Stereo-cyclopean image feature matching. To fine-tune the co-registration of the stereo and cyclopean images, image features were extracted and matched across the two images. To facilitate extraction of equivalent features in the two images, the images were first pre-processed: Both images were converted to greyscale, the stereo image was undistorted, using the known camera parameters (undistortImage) resized and then slightly blurred (imgaussfilt) to match the cyclopean image. Finally, to overcome the differences in luminance range and tone-mapping of the two images, the cyclopean image was adjusted using imhistmatch to match the distribution (maintaining ordinality) of the stereo image (Figure 3).

Figure 3. Cyclopean image reprojected from the panorama (left) and left image of stereo pair (right), each showing a random selection of 100 extracted (unmatched) features. Crosses give the feature location, and circles give the feature scale.

Image features were identified iteratively (separately for each image) using detectSURFFeatures, reducing the threshold for feature detection until at least 400 were identified (typically many times that). The resultant features (Figure 3) were characterized (extractFeatures) and then matched across the two images (matchFeatures, Figure 4). Using the image locations of the matched features, the geometric transformation between the two cameras was determined (estimateFundamentalMatrix) and outlier matches (with non-trivial vertical disparities) were rejected. If less than 250 valid matched points remained, the process of matching and identifying features was repeated, with more lenient thresholds for identification and initial matching. After 10 such unsuccessful iterations, the scene & view was discarded. This failure occurred for scenes with predominantly homogenous textures, e.g. water and sky or grassy field and sky.

Figure 4. Matched features for the two images, shown as a red-blue ‘analgyph’.

Step 4

Find the world coordinates (x, y, z) of the matched features. Using the mapping between cyclopean and panorama images, the elevation and azimuth of each matched feature was found. With the panorama and LiDAR point cloud already co-registered, the LiDAR point closest to the centre of each image feature was identified (LiDAR has higher spatial resolution than panorama).

Step 5

Project LiDAR data to stereo image. First, the precise position and orientation of the stereo camera, with respect to the LiDAR point cloud, was determined using estimateWorldCameraPose. The goodness of fit of the estimated camera pose was evaluated by the SSE of reprojected LiDAR points relative to the left eye’s image points (using cameraPoseToExtrinsics and worldToImage). A grid search of horizontal and vertical field of view parameters near to the nominal values identified the optimal camera pose estimate, i.e. that which minimised the SSE. Using the optimized camera pose estimate, the function worldToImage was used to project all LiDAR points within the appropriate region of point cloud to the image plane, to create the depth map.

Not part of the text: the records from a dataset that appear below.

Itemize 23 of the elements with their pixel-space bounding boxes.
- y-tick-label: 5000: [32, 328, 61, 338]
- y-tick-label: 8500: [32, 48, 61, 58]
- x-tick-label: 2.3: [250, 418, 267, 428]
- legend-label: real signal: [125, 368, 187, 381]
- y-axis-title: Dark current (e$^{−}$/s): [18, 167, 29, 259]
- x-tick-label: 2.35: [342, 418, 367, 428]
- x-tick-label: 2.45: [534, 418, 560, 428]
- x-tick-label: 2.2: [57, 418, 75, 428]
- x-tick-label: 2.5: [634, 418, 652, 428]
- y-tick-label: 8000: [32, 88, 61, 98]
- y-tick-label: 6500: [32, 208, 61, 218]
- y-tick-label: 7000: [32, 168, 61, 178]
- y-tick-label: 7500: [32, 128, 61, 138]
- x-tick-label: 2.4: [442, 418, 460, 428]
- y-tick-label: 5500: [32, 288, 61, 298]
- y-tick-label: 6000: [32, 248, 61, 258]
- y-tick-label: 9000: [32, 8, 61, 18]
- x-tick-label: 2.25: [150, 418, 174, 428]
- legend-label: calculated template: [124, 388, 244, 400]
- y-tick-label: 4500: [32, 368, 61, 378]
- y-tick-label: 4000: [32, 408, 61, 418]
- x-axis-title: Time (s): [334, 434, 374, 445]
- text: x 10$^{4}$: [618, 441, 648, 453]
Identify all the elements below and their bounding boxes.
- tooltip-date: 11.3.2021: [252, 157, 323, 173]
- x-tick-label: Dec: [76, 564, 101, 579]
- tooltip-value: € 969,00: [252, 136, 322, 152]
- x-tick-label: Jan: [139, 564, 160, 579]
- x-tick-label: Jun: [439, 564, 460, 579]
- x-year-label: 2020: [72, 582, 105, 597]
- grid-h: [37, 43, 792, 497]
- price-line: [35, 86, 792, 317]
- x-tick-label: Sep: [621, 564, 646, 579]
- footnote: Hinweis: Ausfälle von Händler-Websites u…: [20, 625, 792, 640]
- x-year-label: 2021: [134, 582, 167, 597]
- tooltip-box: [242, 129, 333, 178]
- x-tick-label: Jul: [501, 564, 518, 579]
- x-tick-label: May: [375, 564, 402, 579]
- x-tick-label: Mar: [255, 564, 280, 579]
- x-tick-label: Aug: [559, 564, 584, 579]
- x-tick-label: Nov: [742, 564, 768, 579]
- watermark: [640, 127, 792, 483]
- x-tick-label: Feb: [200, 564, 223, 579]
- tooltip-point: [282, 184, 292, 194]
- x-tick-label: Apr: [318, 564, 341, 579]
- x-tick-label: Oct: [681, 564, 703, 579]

The spatial resolution of the LiDAR data is not constant across the image plane, having its minimum at zero elevation. Accordingly, depth maps, with associated stereo image pairs are provided at two different spatial resolutions. The first, 600 x 900 (i.e. 0.15 scale of the original stereo images) ensures that all pixels within the depth map are filled (other than non-returns for sky, etc). The second, 688 x 1032 provides more LiDAR depth points, but leaves a few undefined pixels in the periphery of the depth map.

Figure 5: Left eye’s stereo image, with re-projected LiDAR points. As can be seen, occasional false matches made it through the feature-matching process. Right image: depth map from LiDAR.

Step 6

LiDAR data and stereo images were captured sequentially. Thus, for some scenes, objects (e.g., cars, people) moved during the intervening minutes. For each of these scene views a depth mask was created to define these regions containing motion artefacts.

These regions were identified manually via inspection of a GIF created from the left stereo image and the LiDAR intensity data.